After spending some time analyzing our data, we believed that there was room for improvement. Given our users had shown some interest in the elevated activity in the first place, very likely the interest isn’t just related to the city, but also to other properties of the elevated activity. Those could be used to improve the relevancy of the results shown on the rest of the webpage.
During one of our monthly hackathons, we decided to build a proof of concept based on this hypothesis. We decided to roll out the solution as an A/B experiment to measure the impact. We tried to bring search results that are similar to the elevated activity to the top of the results page.
Yet a question remained — how would we define similar?
Vectors representing semantic similarity
For detecting the similarity of other activities to the elevated one, we decided as the first step to use data that we already had. We created a vector representation for each activity that we use, for example, to recommend similar activities if the desired activity isn’t available at the moment.
Those vectors have the nice property that they’re close to each other if the two activities are considered close to each other by our users. If the activities are very different, the corresponding vectors point in different directions. Figure 1 shows the idea in two dimensions.
The vectors we use, however, have 300 dimensions.

There are many different ways to calculate such vectors, called embeddings. For example, there are manual creations from existing data, statistical models like Latent Dirichlet Allocation (LDA), or language-based neural network approaches such as BERT. The vectors we use here consider the behavior of our users when deciding which activities are similar.
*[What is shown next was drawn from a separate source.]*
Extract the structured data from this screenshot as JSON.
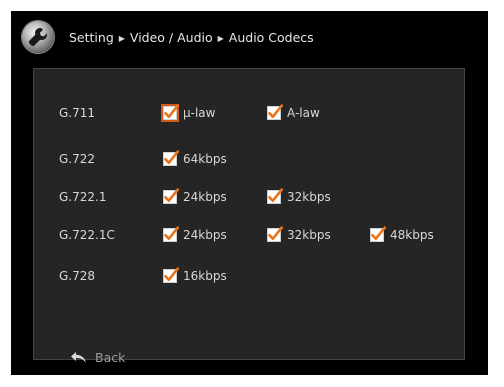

We built this data pipeline some time ago, as first presented in this meetup, following a pretty ingenious idea mentioned in the paper Real-time Personalization using Embeddings for Search Ranking at Airbnb. We applied the algorithm Word2Vec, that’s intended to calculate vector representations for words by looking at their surroundings in texts. Instead of words, however, we consider the pages of our web portal. Instead of texts, we look at user journeys, i.e. the sequence of pages that a user visits on GetYourGuide.
Such a journey could look like this:
DestinationPage_Berlin, SearchPage_Berlin, ActivityPage_BusTour1Berlin, SearchPage_Berlin, ActivityPage_BusTour2Berlin, ActivityPage_TicketTVTowerBerlin, BookingPage_TicketTVTowerBerlin, …
The Word2Vec algorithm creates similar vectors for words that show up in similar surroundings of text. In our context, it creates similar vectors for their ActivityPages, which show up in similar user journeys.
Mix of performance score and vector similarity
Our search engine is Elasticsearch (AWS Opensearch), where we store/index all activity information that’s relevant for search. Since newer versions of Elasticsearch already support storing vectors and using them in search, we came up with the idea of applying this feature.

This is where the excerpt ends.